7. Pour rejeter le recours formé à l'encontre de la décision consulaire, la commission de recours contre les décisions de refus de visa d'entrée en France a relevé que : " - L'intérêt supérieur de l'enfant B E D n'est pas de s'établir auprès de Mme A D en France, car ses conditions de ressources sont insuffisantes pour lui permettre de la prendre en charge dans des conditions satisfaisantes. Celle-ci n'établit au demeurant pas avoir contribué à l'éducation et l'entretien de l'enfant depuis l'acte de kafala du 13/12/2018. () ".

8. Il ressort des pièces du dossier que Mme D réside avec trois de ses enfants au sein d'un logement de type " T5 " d'une superficie de 126 m², pour lequel elle s'acquitte, déduction faite de l'aide au logement dont elle bénéficie, d'un loyer de l'ordre de 74 euros par mois. Pour autant, à la date de la décision attaquée, la requérante ne perçoit comme seules ressources que des prestations sociales à hauteur d'environ 1 125 euros par mois. Si elle soutient à cet égard avoir pour unique charge sa fille âgée de 16 ans, il est constant que cette dernière est en situation de handicap et qu'une partie des ressources dont il est fait état vise à compenser cette situation, laquelle n'est nullement précisée. Dans ces conditions, en l'absence d'explication supplémentaire sur ce point, et faute de produire davantage d'éléments attestant de sa situation familiale, Mme D ne justifie pas de conditions d'accueil et de ressources suffisantes pour accueillir une enfant supplémentaire au sein de son foyer. Au surplus, il ne ressort pas des seuls éléments versés au dossier que la requérante subvienne aux besoins ou à l'éducation de la demandeuse. Ainsi, au regard de ces éléments et particulièrement des conditions d'accueil de la jeune B, la commission de recours a pu, sans entacher la décision attaquée d'erreur d'appréciation, estimer qu'il n'était pas dans son intérêt de vivre en France auprès de Mme D.

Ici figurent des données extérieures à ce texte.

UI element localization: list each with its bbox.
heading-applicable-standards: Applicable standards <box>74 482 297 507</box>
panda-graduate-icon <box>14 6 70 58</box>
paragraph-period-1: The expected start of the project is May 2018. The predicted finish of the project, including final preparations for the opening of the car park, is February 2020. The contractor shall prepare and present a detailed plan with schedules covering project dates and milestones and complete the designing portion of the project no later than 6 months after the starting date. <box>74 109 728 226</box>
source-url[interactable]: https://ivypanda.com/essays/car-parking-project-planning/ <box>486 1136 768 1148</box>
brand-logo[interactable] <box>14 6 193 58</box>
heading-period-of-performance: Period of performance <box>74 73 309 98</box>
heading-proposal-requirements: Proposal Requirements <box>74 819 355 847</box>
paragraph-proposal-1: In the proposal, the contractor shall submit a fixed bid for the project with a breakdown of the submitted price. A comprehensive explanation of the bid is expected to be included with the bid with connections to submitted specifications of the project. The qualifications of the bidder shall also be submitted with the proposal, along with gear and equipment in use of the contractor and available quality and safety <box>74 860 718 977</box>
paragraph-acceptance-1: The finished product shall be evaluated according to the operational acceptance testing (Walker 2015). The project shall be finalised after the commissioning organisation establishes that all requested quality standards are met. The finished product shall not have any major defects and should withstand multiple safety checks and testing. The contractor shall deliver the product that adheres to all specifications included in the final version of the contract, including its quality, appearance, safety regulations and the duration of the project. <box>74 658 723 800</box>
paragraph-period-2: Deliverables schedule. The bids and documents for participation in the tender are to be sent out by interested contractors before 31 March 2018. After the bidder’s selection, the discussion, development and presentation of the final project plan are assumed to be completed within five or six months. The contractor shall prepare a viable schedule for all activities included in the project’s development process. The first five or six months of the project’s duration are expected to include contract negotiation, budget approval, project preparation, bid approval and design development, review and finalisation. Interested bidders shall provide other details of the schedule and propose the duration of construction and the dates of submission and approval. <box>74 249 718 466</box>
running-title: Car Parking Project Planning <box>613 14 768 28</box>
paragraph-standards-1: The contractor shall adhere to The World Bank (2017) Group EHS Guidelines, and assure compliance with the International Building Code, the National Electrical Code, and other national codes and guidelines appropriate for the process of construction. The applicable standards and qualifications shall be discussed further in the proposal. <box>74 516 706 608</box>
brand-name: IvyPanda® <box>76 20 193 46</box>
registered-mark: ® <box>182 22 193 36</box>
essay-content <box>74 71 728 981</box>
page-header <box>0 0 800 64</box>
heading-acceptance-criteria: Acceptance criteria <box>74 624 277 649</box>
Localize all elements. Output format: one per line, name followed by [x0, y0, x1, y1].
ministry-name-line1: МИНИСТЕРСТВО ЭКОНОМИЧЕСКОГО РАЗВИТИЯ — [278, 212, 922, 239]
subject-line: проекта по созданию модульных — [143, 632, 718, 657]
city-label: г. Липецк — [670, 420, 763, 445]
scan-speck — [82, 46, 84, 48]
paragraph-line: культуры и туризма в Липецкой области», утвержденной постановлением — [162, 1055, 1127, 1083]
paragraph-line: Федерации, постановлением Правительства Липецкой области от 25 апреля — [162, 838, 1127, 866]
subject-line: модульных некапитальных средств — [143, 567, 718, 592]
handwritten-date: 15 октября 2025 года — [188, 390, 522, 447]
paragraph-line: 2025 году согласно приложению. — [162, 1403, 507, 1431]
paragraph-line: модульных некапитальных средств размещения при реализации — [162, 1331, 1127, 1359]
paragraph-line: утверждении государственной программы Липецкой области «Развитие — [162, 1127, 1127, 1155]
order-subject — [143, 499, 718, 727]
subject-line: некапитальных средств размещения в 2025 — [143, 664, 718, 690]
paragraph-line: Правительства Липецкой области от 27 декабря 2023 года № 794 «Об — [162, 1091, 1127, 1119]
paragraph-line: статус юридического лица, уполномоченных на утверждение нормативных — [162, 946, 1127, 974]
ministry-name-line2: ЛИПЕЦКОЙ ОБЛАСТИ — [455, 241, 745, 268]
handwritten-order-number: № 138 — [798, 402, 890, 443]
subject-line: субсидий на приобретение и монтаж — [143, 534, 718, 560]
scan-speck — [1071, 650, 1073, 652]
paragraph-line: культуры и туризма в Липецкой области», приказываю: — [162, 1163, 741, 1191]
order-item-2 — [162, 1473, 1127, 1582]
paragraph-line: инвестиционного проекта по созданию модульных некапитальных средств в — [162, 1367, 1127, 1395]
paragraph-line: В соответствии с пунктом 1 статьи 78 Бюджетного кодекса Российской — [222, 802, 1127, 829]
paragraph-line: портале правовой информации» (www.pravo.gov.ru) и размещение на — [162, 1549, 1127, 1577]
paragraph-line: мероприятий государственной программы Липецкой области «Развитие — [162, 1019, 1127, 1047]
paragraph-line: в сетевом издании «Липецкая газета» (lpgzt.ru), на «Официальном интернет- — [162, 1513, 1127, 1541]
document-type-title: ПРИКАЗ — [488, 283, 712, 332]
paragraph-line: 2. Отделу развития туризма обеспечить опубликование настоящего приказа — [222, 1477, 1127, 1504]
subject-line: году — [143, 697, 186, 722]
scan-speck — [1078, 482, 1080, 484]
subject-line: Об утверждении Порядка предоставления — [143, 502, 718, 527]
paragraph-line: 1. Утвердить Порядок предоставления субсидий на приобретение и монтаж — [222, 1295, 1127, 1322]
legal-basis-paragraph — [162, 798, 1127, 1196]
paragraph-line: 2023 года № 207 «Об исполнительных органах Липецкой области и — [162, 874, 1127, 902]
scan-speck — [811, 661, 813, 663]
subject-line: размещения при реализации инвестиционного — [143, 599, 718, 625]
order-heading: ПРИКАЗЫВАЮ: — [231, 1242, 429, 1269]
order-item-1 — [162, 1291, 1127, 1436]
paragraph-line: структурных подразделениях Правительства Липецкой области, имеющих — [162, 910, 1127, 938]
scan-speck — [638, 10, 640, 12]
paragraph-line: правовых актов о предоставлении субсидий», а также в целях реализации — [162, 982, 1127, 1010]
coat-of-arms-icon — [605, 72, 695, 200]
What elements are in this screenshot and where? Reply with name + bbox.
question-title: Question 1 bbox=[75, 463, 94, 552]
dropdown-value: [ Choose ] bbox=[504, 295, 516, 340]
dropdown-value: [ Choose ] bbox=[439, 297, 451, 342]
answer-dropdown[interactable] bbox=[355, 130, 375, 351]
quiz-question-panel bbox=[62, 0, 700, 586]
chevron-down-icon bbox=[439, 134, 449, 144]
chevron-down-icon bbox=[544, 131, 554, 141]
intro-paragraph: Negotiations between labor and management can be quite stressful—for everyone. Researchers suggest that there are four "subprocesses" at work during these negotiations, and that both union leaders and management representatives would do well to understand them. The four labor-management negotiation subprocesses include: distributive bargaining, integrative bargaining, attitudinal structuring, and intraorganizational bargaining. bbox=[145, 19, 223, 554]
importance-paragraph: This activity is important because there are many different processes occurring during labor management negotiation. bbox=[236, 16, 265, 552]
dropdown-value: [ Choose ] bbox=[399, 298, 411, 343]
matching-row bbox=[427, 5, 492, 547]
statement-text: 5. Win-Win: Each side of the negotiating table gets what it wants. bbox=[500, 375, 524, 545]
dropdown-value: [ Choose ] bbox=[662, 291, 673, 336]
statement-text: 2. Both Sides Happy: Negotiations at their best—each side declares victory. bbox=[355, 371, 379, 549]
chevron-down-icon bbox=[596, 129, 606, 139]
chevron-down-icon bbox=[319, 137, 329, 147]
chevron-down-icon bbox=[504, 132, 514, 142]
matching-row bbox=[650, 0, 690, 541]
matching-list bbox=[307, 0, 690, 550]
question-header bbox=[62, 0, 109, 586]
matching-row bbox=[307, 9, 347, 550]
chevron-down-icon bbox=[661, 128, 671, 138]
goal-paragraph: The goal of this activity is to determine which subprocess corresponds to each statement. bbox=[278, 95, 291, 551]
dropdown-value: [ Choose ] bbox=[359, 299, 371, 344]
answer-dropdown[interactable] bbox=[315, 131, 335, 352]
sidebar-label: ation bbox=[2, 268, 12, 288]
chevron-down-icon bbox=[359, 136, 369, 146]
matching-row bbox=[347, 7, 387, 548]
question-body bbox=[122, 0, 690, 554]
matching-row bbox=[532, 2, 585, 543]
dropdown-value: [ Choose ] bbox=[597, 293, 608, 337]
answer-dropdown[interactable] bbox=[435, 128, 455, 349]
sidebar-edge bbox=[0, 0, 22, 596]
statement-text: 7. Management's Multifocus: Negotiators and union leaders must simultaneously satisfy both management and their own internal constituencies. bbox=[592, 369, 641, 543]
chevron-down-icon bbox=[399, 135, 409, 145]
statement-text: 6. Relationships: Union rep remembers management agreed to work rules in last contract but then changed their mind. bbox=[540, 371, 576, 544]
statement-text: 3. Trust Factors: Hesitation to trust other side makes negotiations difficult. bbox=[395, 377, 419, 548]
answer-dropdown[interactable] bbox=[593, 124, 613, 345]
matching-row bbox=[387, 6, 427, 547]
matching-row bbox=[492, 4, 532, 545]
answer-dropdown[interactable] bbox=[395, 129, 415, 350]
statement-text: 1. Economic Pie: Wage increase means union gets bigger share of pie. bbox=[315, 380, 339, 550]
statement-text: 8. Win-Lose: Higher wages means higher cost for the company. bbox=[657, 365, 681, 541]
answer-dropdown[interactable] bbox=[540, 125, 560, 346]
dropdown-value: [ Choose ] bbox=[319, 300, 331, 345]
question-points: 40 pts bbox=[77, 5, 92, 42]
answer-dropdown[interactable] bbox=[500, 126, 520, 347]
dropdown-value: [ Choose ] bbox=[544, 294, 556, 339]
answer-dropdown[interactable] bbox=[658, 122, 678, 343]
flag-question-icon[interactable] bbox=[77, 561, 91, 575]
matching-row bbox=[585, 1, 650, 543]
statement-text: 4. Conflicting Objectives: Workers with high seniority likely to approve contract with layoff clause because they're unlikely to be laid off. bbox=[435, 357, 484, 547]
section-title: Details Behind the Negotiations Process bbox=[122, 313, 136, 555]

9. En dernier lieu, il résulte de ce qui vient d'être dit que la requérante n'est pas fondée à soutenir que la décision litigieuse aurait méconnu les stipulations de l'article 8 de la convention européenne de sauvegarde des droits de l'homme et des libertés fondamentales. Pour les mêmes motifs, la requérante n'est pas plus fondée à soutenir que la décision serait entachée d'une erreur manifeste d'appréciation de ses conséquences sur la situation personnelle de la demandeuse.

10. Il résulte de tout ce qui précède que la requérante n'est pas fondée à demander l'annulation de la décision attaquée. Par suite, les conclusions à fin d'annulation doivent être rejetées comme doivent l'être, par voie de conséquence, les conclusions à fin d'injonction et celles relatives aux frais d'instance.

D É C I D E :

Article 1er : La requête de Mme D est rejetée.

Article 2 : Le présent jugement sera notifié à Mme A D, au ministre de l'intérieur et des outre-mer et à Me Sebbane.

Délibéré après l'audience du 9 janvier 2023, à laquelle siégeaient :

Mme Rimeu, présidente,

M. Guilloteau, conseiller,

Mme Louazel, conseillère.

Rendu public par mise à disposition au greffe le 30 janvier 2023.

La rapporteuse,

M. C

La présidente,

S. RIMEU

La greffière,

S. LE DUFF

La République mande et ordonne au ministre de l'intérieur et des outre-mer en ce qui le concerne ou à tous commissaires de justice à ce requis en ce qui concerne les voies de droit commun contre les parties privées, de pourvoir à l'exécution de la présente décision.